Elaine Scarry, Walter M. Cabot Professor of Aesthetics and the General Theory of Value at Harvard University, speaks on the U.S. Constitution in relation to war and the social contract. This is the third lecture of a four-part series.
This four-part lecture series curated by Sam Haselby, Visiting Professor, and co-sponsored by the Leonard and Louise Riggio Writing and Democracy Program, the New School Writing Program, and Eugene Lang College The New School for Liberal Arts aims to deepen public understanding and raise critical awareness of this charter document of the United States by bringing three of the country's leading scholars of law, history, and literature and one of America's outstanding human rights activists to address the topic of the Constitution in Crisis.
Bio
Sam Haselby
Sam Haselby is a Postdoctoral Scholar at the New York Historical Society and an Assistant Professor at Eugene Lang College's Department of History.
Elaine Scarry
Elaine Scarry is a professor of English and American Literature and Language, and the Walter M. Cabot Professor of Aesthetics and the General Theory of Value at Harvard University. Her interests include Theory of Representation, the Language of Physical Pain and Structure of Verbal and Material Making in Art, Science and the Law.

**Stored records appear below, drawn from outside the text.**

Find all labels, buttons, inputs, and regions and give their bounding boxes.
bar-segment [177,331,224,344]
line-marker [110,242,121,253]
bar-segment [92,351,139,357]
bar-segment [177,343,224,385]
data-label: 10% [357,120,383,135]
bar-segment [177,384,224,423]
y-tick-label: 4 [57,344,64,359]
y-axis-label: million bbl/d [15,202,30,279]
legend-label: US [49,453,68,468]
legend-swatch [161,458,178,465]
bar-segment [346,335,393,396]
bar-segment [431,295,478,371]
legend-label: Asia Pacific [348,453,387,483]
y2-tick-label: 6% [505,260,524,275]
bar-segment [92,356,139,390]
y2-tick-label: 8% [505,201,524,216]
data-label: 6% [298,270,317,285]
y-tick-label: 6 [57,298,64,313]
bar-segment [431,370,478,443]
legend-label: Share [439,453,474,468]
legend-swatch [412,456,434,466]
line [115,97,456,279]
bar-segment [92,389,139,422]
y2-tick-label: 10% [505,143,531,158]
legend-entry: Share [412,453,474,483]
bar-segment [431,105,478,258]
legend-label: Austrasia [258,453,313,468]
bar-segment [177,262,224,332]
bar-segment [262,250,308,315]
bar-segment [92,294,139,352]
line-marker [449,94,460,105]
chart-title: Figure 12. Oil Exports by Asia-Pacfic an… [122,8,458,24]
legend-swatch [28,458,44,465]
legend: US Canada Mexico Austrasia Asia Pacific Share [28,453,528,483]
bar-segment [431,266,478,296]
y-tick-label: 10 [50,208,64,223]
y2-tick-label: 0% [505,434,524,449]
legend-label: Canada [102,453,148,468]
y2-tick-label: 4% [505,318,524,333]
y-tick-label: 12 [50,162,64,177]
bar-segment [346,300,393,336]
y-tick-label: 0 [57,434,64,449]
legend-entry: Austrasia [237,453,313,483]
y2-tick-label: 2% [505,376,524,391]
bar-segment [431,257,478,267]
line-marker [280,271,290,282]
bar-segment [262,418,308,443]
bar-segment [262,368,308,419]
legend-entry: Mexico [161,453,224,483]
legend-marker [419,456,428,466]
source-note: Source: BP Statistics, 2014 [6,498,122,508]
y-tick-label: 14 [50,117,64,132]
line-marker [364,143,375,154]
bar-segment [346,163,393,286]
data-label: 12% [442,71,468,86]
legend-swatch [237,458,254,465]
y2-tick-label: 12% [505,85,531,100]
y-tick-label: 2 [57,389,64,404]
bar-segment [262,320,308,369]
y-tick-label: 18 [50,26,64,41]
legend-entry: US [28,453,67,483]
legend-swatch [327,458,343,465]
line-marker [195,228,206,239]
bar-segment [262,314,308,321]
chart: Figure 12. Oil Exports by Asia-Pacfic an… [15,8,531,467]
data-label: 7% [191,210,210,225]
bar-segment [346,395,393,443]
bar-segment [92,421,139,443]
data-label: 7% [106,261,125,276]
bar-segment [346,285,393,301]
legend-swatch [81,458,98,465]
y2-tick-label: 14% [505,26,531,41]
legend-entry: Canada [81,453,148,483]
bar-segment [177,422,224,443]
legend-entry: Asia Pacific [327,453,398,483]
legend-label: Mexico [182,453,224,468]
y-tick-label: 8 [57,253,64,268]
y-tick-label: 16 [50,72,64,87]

Professor Scarry's writings include The Body in Pain; Dreaming by the Book; On Beauty; and Being Just and articles on war and social contract. In addition to teaching English, she has lectured in law and medicine, and gave the Tanner Lectures on Human Values at Yale University. A Guggenheim Fellow, she has been a Fellow at the Getty Research Institute and at the Institute of Advanced Study in Berlin and in Palo Alto.